US Army Contract for M249


(McLean, VA – September 24, 2020) FN America, LLC is pleased to announce that the company has been awarded a firm-fixed-price contract to supply the U.S. Army with M249 Squad Automatic Weapons, also known as the M249 SAW. The contract is expected to be completed by 2025.

The FN M249 SAW has been a mainstay throughout the U.S. military since 1986 and is.. Yea yeah, Blah blah blah. I’m going to skip the rest of the Press & propaganda release because this raises another thought. This big award to FN for the M249 begs the question about what is going on with the next big evolution and replacement for the 249 and the new miracle-wonder 6.8 machine gun round that is supposed to be fielded very soon to replace all this stuff..


  1. You would think the USMC have some surplus M249’s that were displaced by the M27 IAR. They should hand those over and save the tax payers a couple of bucks. Lol.

  2. Yeah, here would be the thing about this: Small arms are wear items. Especially ones built out of stamped components.

    The M249 isn’t quite as bad as the M60, but it still wears out and you still have to keep replacing them.
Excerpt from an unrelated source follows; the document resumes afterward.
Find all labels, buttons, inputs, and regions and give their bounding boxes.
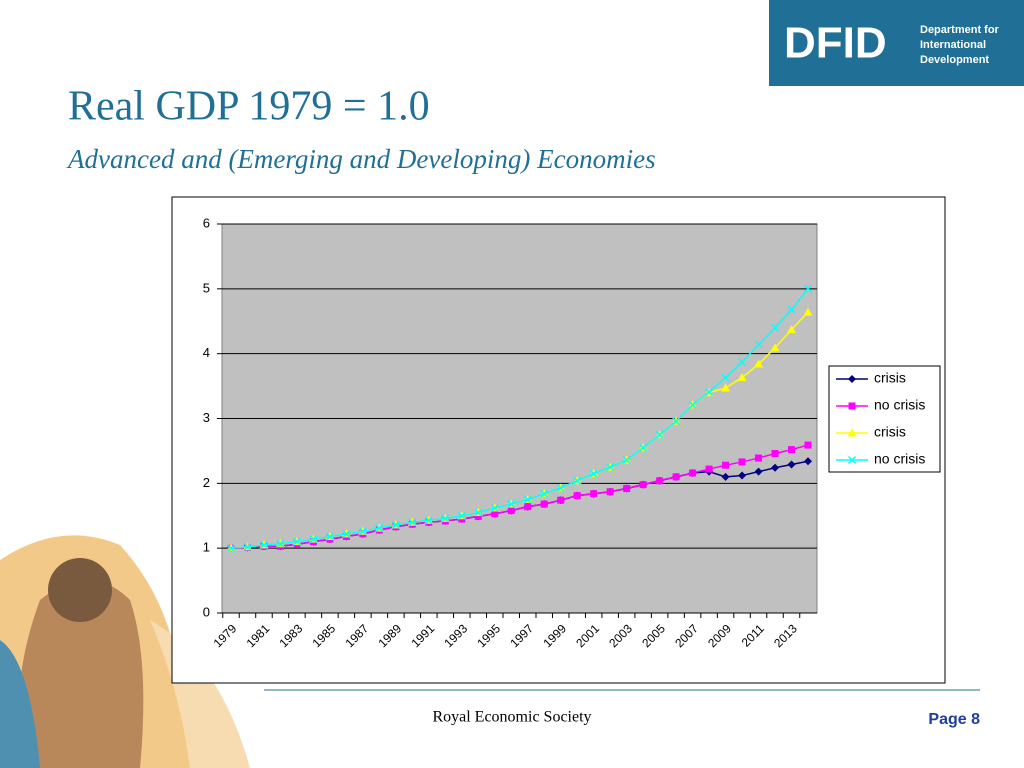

The M240 is a beast; I saw little to no wear on anything on those guns from the day I unpacked ours to the day I inspected them some six years later after returning from Iraq in 2004. One of them I know for a fact had probably something just under a hundred thousand rounds on it. Still as solid as the day it left the factory… But, that’s a receiver which is built up out of steel plates and forgings. Hell, even the internal finished components showed little to no wear on them. The exteriors looked like shiite, but that was about it.

    Also, the USMC M249 fleet is pretty much scrap metal, at this point–All of the ones I saw were in horrid condition, worse than anything I saw in the Army.

    I honestly doubt that the 6.5mm bullshit is going to survive Milley’s retirement and the coming budget crunch. Odds are pretty good that your grandkids will be issued an M16 of some flavor variety when they go to enlist, and I’d bet money on the M16 actually beating the Brown Bess for longest-issued general-issue infantry weapon by the time we actually replace it. They’ve been talking shit about new rifles since I enlisted in ’82, and nothing has actually happened to make it so.

    Good Christ, the goddamn M4 wound up as the infantry rifle of choice via sheer happenstance–It was, if anyone remembers, supposed to go to support troops only. Then the grunts got a look at it, and they dumped the A2 like it had AIDS.

    • “I’d bet money on the M16 actually beating the Brown Bess for longest-issued general-issue infantry weapon by the time we actually replace it.”

      It’s hard to see anything better on the horizon. You can argue 5.56 vs 6.5 vs 6.8 or piston vs DI, but none of those things seem important enough to justify junking the whole thing.

      Most of the ways in which the M16/M4 are insufficient really boil down to, “you’re looking for a tool for a different role.”

    • I’ve been ranting about all these megabuck “next generation weapon” projects being mental masturbation since the late 90’s. The M16 (and derived rifles/carbines/whatever) are going to be around for a long, long time. The logistic and budgetary inertia is such that nothing new can come close to arming as many troops for as low a per-troop cost as the M16 (and derived weapons). The M16, given enough ammo, kills stuff. It works. It’s reasonably accurate.

      Same deal with the 249 and 240: They work. We’ve got a shitload of parts already in stock for them. We’ve got huge, deep supply lines set up for the 5.56 and 7.62 ammo, links, etc. They’re not going anywhere.

      These are all echoes of the reason why the Garand was chambered in .30-06. Army brass looked at the supply of ’06 ammo on hand in the late 1930’s, and then looked at the new rifle, chambered in this “.276 Pedersen” cartridge and said “Nope, gotta be in .30-06. John Garand, being a man of high intelligence coupled with common sense, actually saw this coming, and had several Garand rifles already chambered in ’06, ready for evaluation. The rest, as they say, was history.

      • 7.62 NATO will eventually go the way of the dinosaur for 6.5 creedmoor or something similar. Logistically and ballistically, it’s making less and less sense.

        I agree that 5.56 is likely here to stay.

  3. Some of the most common-sensical analysis I’ve seen on this issue.

    Chamber the new whiz-bang gun in 6.5mm or 6.8mm or just maybe 6mm. All of this to be some narrative on some O-6’s OER Support Form, so he can make O-7. Maybe after that, he can get that big retirement job selling the services more stuff they don’t really need and probably won’t work.